1. Who are you and what do you do at WETA?
I'm Jess Snyder. I'm the Web Systems Manager at WETA, which is a fancy way of saying that I'm responsible for the back-end processes that keep the website and our other assorted online activities running –content management system wrangling, online tv schedule and radio playlist data flow, programming, form building, database administration and so on and so forth.
2. How long have you been at WETA?
9 years. (Wow.)
3. Before WETA, what did you do?
I came to WETA from a private non-profit foundation – the Morino Institute. At the time I was there, it was very focused on helping entrepreneurs find success in the Internet-based economy, though it has shifted focus somewhat in more recent years.
It was at the Morino Institute where I met Pam McKeta, formerly with WETA. It was my first job out of college and though I learned a lot from the wonderful group of people who were mentors in every sense of the word, Pam introduced me to public television and the rest is history.
4. If you didn't work in public media, what would you be doing?
If I wasn't working in public media, I suspect I'd be doing something internet-related – it definitely seems to be where I've found my niche.

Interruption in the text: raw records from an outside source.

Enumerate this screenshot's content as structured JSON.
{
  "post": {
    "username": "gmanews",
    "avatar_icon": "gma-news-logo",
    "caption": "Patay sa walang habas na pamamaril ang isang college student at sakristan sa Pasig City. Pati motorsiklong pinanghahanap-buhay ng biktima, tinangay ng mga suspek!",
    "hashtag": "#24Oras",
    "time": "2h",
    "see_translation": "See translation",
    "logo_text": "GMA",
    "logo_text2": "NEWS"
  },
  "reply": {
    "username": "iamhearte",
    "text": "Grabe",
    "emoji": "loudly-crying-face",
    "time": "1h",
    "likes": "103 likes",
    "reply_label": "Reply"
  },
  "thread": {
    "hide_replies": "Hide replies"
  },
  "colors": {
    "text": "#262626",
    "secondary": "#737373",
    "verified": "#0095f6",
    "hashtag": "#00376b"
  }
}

If I wasn't working at all (say, I won the lottery or otherwise became independently wealthy), I'd be embarking on a grand round-the-world adventure.
5. Explain WETA's Interactive efforts Twitter-style, 140 characters or less.
Serving WETA's mission by enhancing the on-air experience, online.
6. You reached out to us recently about some of the mapping projects you've been working on, and just the other day you mentioned integrating timelines. Any upcoming things you want to share with us?
We just launched a raft of features related to the Prohibition experience in the DC-area. We've got a photo slideshow, a video interview with Garrett Peck (the author of Prohibition in Washington DC: How Dry We Weren't), a trivia quiz, and – my personal favorite – a make-your-own Prohibition-era WANTED poster interactive. http://www.weta.org/tv/picks/prohibition
October marks the kick-off of WETA's 50th anniversary celebrations, so we've updated our History page with a new interactive timeline. I found a great jquery plugin called jQuery Timelinr that really makes that feature pop.
To see a sneak preview of a work-in-progress, check out WETA's new timeline here: http://www.weta.org/about/timeline
7. What is the next big thing for WETA?
We're looking to launch a new blog, built on Drupal 7. I can't give too many details, but it'll be brilliant.
8. What do you see as the future for public media and how does WETA fit into that vision?
I've seen a lot of discussion on this topic that looks to online to be the savior of public media. While online endeavors have their place, I think it's important that we not forget our roots. We are, at heart, radio and television stations, and when we stray too far from our on-air mission, online begins to be seen not as a partner, but as a competitor for increasingly scarce resources. I believe that any strategy for the future must incorporate both our online and on-air endeavors into a cohesive whole.
And – just for fun – a few quick-fire questions:
iPhone or Android? iPhone
Dogs or cats? Cats
Blog platform of choice? Drupal
Elmo or Grover? Grover, definitely
I am currently listening to… After watching Pearl Jam Twenty, Pearl Jam
I am currently reading… Ghost Story, the latest Dresden Files novel by Jim Butcher
I’m currently watching… I'm catching up on Project Runway
Most overused phrase: "It's on the list."